YOU are the one who is MOST CAPABLE of taking care of yourself. You are the only one inside your own head, inside your own skin, who feels what you feel. You are the expert.
One of the best ways to maintain a healthy relationship with another person is to spend quality time together, right? The same goes for your relationship with yourself. Spend time getting to know yourself well enough that you don’t have to turn to others when you need attention and comfort. A regular journaling practice is the best way I know of to have a consistent, on-going conversation with yourself. I also recommend following @the.holistic.psychologist on Instagram for more tips on self-care.
5. Become a Boundary-Setting Expert
Setting boundaries when you’ve never done it before is kind of like growing a brand new body part. But setting clear boundaries is the single most important skill you can learn to protect yourself from narcissistic abuse— malleable boundaries make you easy to manipulate and basically paint a narcissist supply target on your back.
Before you engage in a new relationship of any kind (friends, neighbors, co-workers included) your number one priority is understanding your own boundaries.
This area, in particular, is one where I didn’t find a lot of helpful information. I struggled for years to understand how boundaries work, and I wrote about that here.

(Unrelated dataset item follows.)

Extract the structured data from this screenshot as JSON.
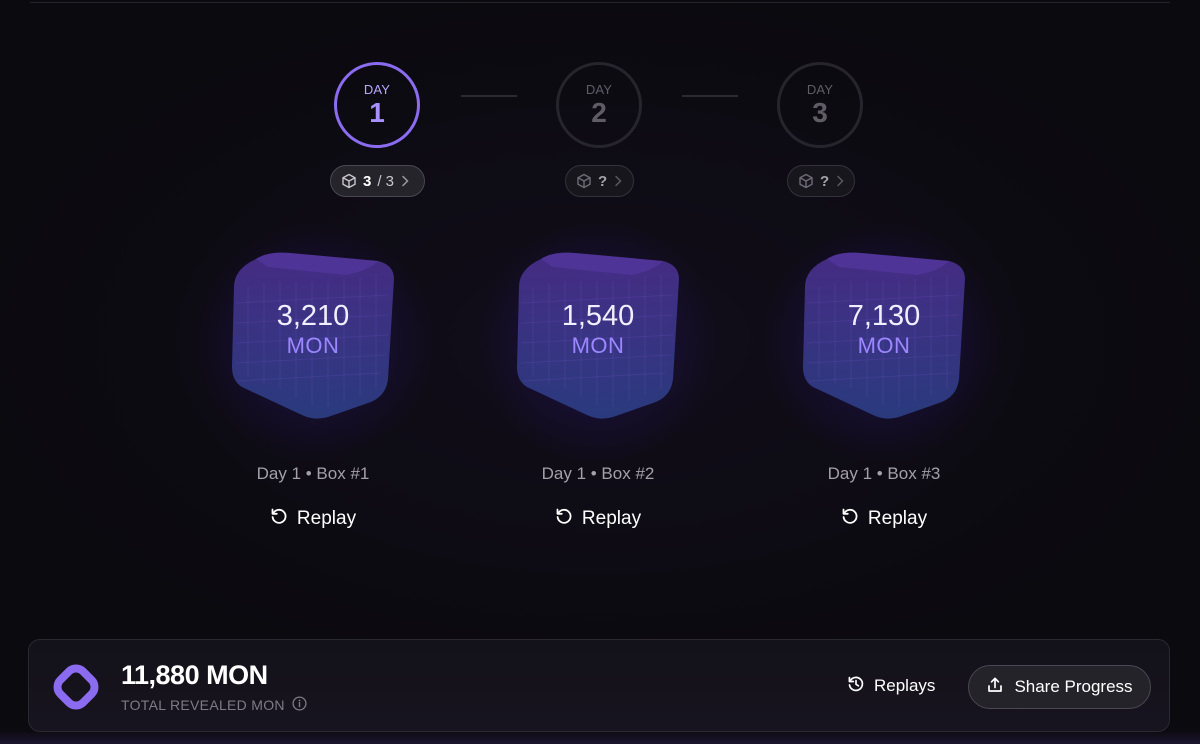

TLDR; you are the foremost expert on the topic of YOU, and you can protect yourself better than anyone else can. Learn to feel where your boundaries are, and practice every single day.

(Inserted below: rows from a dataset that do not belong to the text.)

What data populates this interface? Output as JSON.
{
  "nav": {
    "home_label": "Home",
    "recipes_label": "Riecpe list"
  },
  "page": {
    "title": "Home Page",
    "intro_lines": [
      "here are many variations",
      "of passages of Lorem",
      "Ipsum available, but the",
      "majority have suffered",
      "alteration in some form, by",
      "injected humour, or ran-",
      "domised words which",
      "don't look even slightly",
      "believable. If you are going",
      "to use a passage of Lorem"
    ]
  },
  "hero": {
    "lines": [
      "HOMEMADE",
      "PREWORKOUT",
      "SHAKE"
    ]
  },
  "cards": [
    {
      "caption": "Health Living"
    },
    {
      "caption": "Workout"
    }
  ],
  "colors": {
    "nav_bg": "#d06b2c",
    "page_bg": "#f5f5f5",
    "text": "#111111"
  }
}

6. Increase Your Window of Tolerance
Your window of tolerance is essentially the space between hyPER-arousal (freaking out, probably in fight, flight, freeze, or fawn) and hyPO-arousal (feeling empty or numb). When you are living in the cycle of narcissistic abuse, you are likely outside of your window of tolerance — and because of what you’ve been through, your window of tolerance may be fairly narrow:
“When we have unhealed traumas, our systems may not be fully present. They might not fully know or feel that the danger has passed and can become fixed in states of hypoarousal and hyperarousal or fluctuate between the two states”. — good therapy.org
In order to heal, you’ll need to not only get inside your window of tolerance, but you’ll need to learn how to stay there.
Start with a good therapist (keep trying until you find one that clicks — remember that your boundaries are just as important with therapists are they are in any other relationship). Maybe you also need a support group, a coach, or a spiritual advisor (again, watch those boundaries).

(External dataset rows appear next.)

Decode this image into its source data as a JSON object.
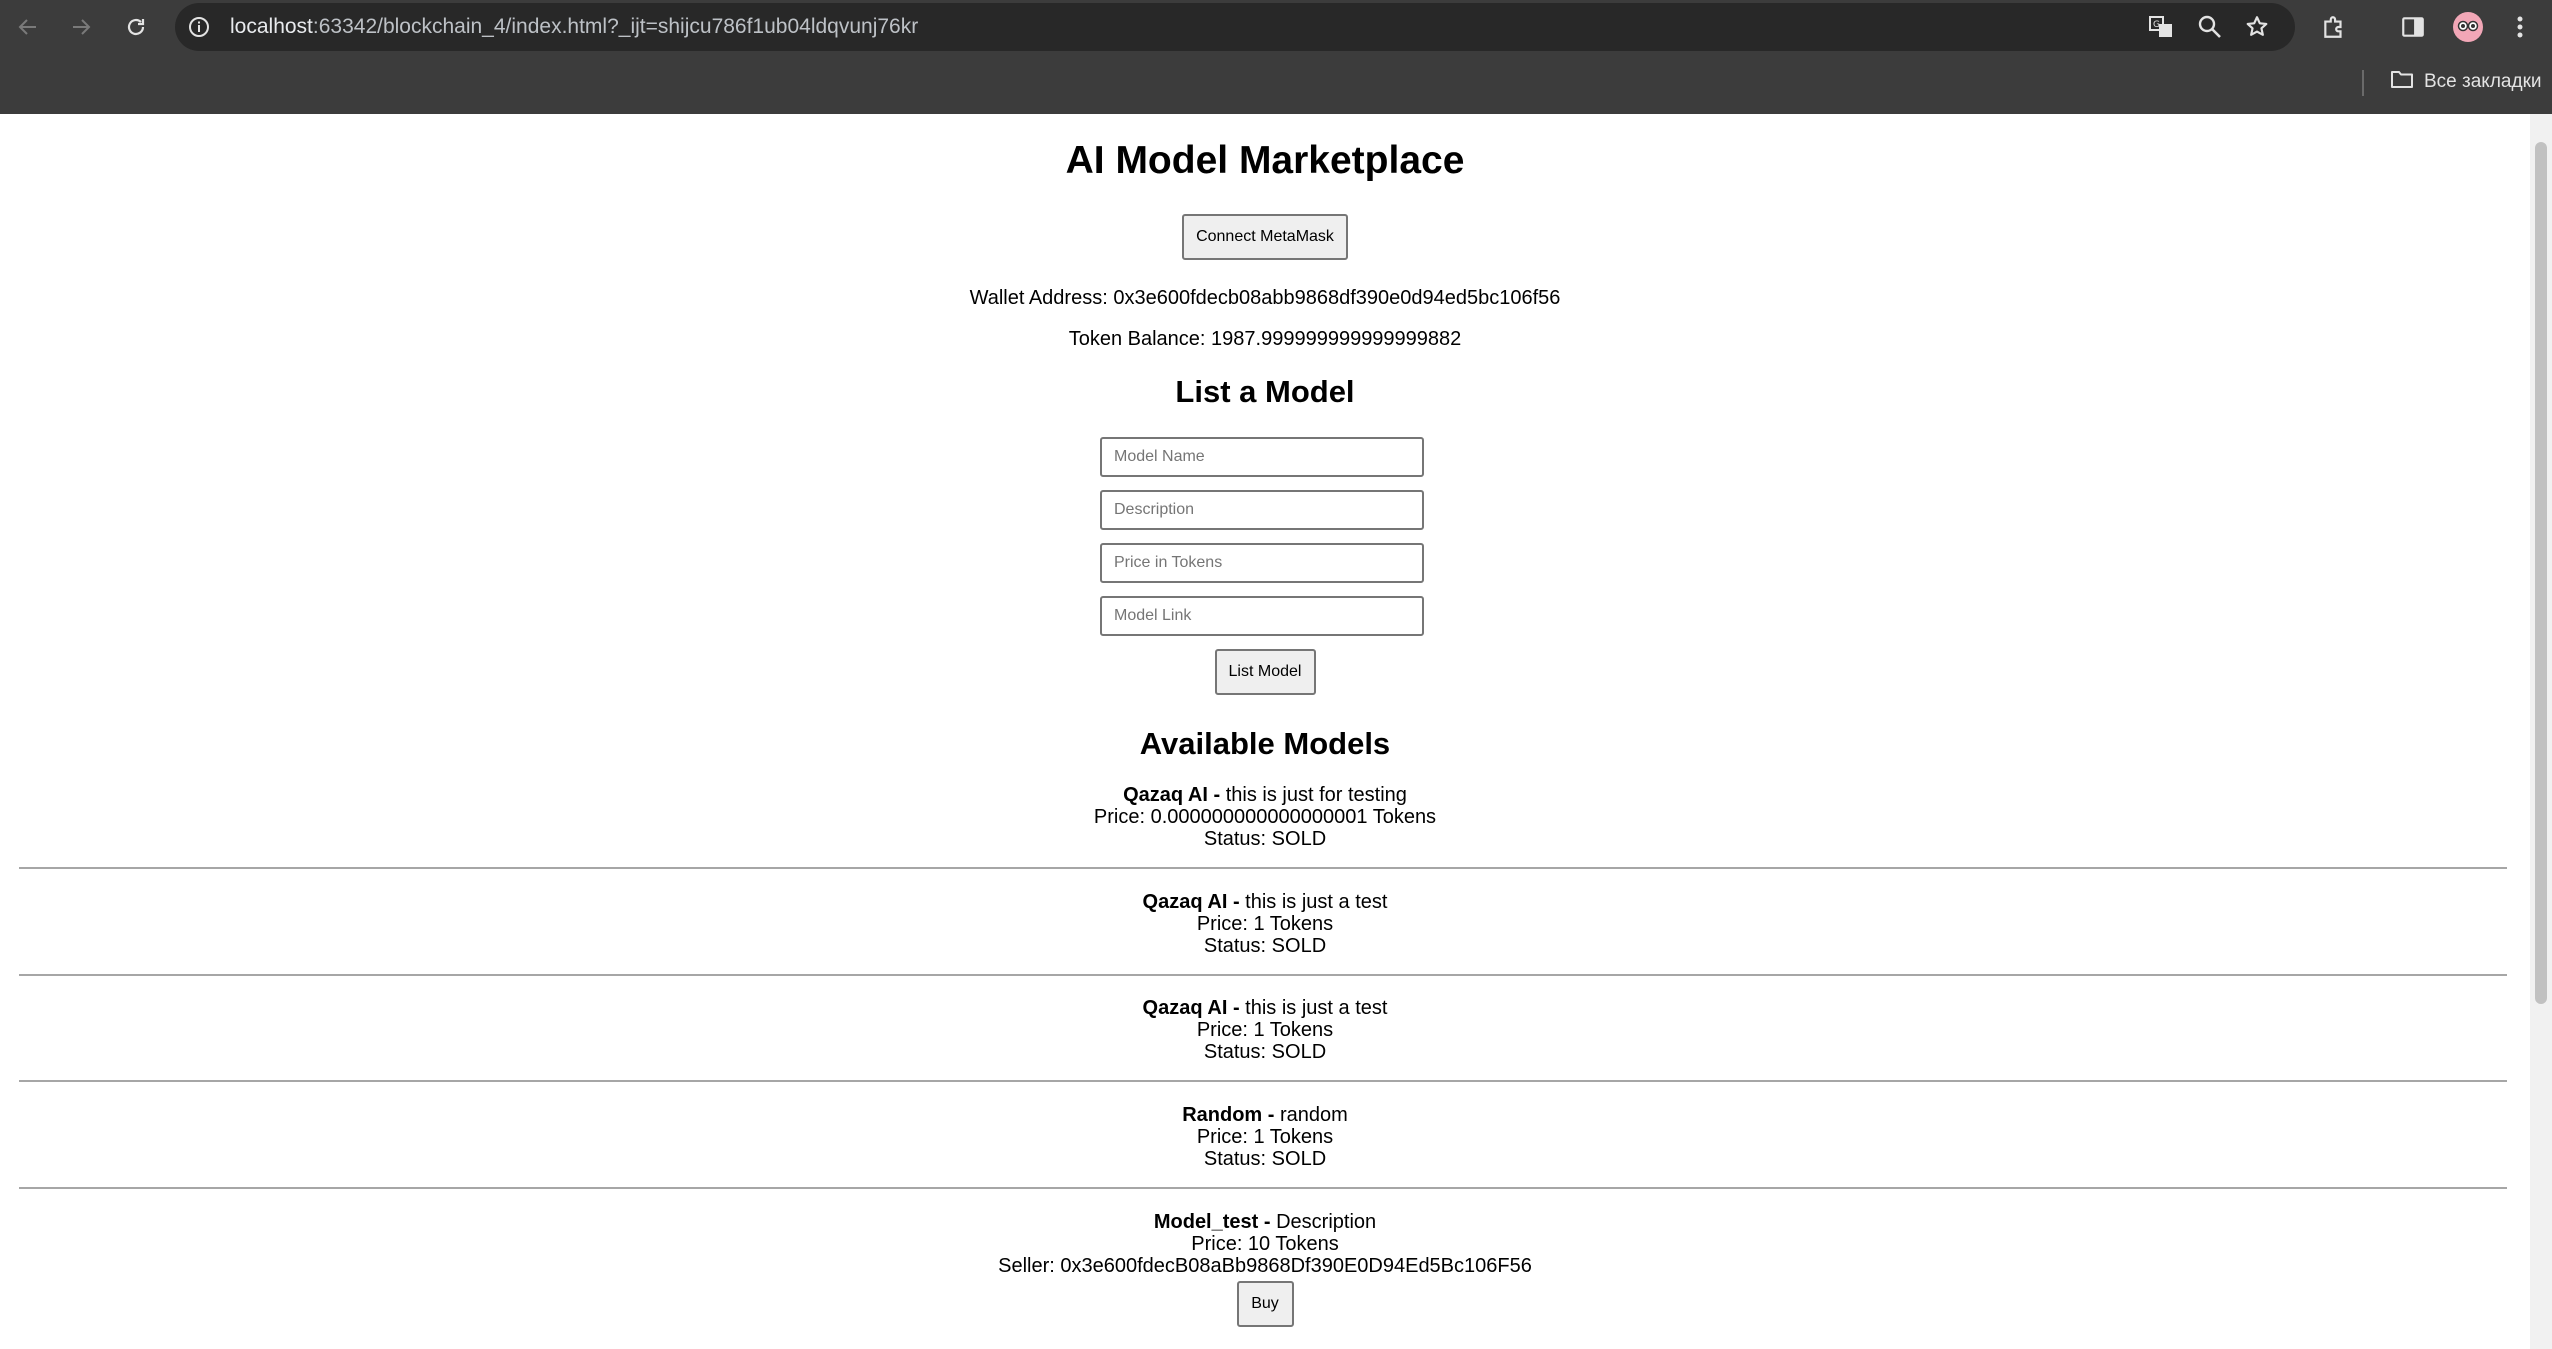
{
  "browser": {
    "url_host": "localhost",
    "url_rest": ":63342/blockchain_4/index.html?_ijt=shijcu786f1ub04ldqvunj76kr",
    "bookmarks_all_label": "Все закладки",
    "icons": [
      "back-arrow-icon",
      "forward-arrow-icon",
      "reload-icon",
      "site-info-icon",
      "translate-icon",
      "zoom-icon",
      "bookmark-star-icon",
      "extensions-icon",
      "side-panel-icon",
      "profile-avatar",
      "more-menu-icon",
      "folder-icon"
    ]
  },
  "page": {
    "title": "AI Model Marketplace",
    "connect_button": "Connect MetaMask",
    "wallet_label": "Wallet Address:",
    "wallet_address": "0x3e600fdecb08abb9868df390e0d94ed5bc106f56",
    "balance_label": "Token Balance:",
    "token_balance": "1987.999999999999999882",
    "list_heading": "List a Model",
    "form": {
      "model_name_placeholder": "Model Name",
      "description_placeholder": "Description",
      "price_placeholder": "Price in Tokens",
      "link_placeholder": "Model Link",
      "submit_label": "List Model"
    },
    "available_heading": "Available Models",
    "models": [
      {
        "name": "Qazaq AI",
        "sep": " - ",
        "description": "this is just for testing",
        "price_line": "Price: 0.000000000000000001 Tokens",
        "status_line": "Status: SOLD"
      },
      {
        "name": "Qazaq AI",
        "sep": " - ",
        "description": "this is just a test",
        "price_line": "Price: 1 Tokens",
        "status_line": "Status: SOLD"
      },
      {
        "name": "Qazaq AI",
        "sep": " - ",
        "description": "this is just a test",
        "price_line": "Price: 1 Tokens",
        "status_line": "Status: SOLD"
      },
      {
        "name": "Random",
        "sep": " - ",
        "description": "random",
        "price_line": "Price: 1 Tokens",
        "status_line": "Status: SOLD"
      },
      {
        "name": "Model_test",
        "sep": " - ",
        "description": "Description",
        "price_line": "Price: 10 Tokens",
        "seller_line": "Seller: 0x3e600fdecB08aBb9868Df390E0D94Ed5Bc106F56",
        "buy_label": "Buy"
      }
    ]
  }
}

Or maybe you need a fancy journal and lots of pretty gel pens. Maybe you need meds. Maybe you need all of these things. But a big part of self-care is understanding that it’s ongoing. It’s not one walk through the woods followed by some journaling and a hot bath, and then you’re all done.
The more you learn how to best take care of yourself, the more you will increase your window of tolerance and your ability to weather the worst of storms.
I’ve heard many people with experiences similar to mine refer to themselves as warriors, and if I’m honest, the term felt hyperbolic to me at first. But as a survivor of narcissistic abuse, I’ve learned that keeping yourself safe does require a warrior mindset: you will need to practice self-awareness, self-care, reparenting, boundary-setting, and increasing your window of tolerance.
Every. Single. Day.
With practice, things will definitely get better. But they will also sometimes get worse. That’s life.
This is when you will lean into everything you’re learning now. You’ll practice your favorite self-care strategies and make sure you’re within your window of tolerance. You’ll do a boundary check and see what doesn’t currently feel right with your relationships. You’ll make adjustments as necessary, and you’ll take steps to make things better.
And best of all, you’ll discover how many amazing things you are capable of when you’re not someone else’s source of narcissistic supply.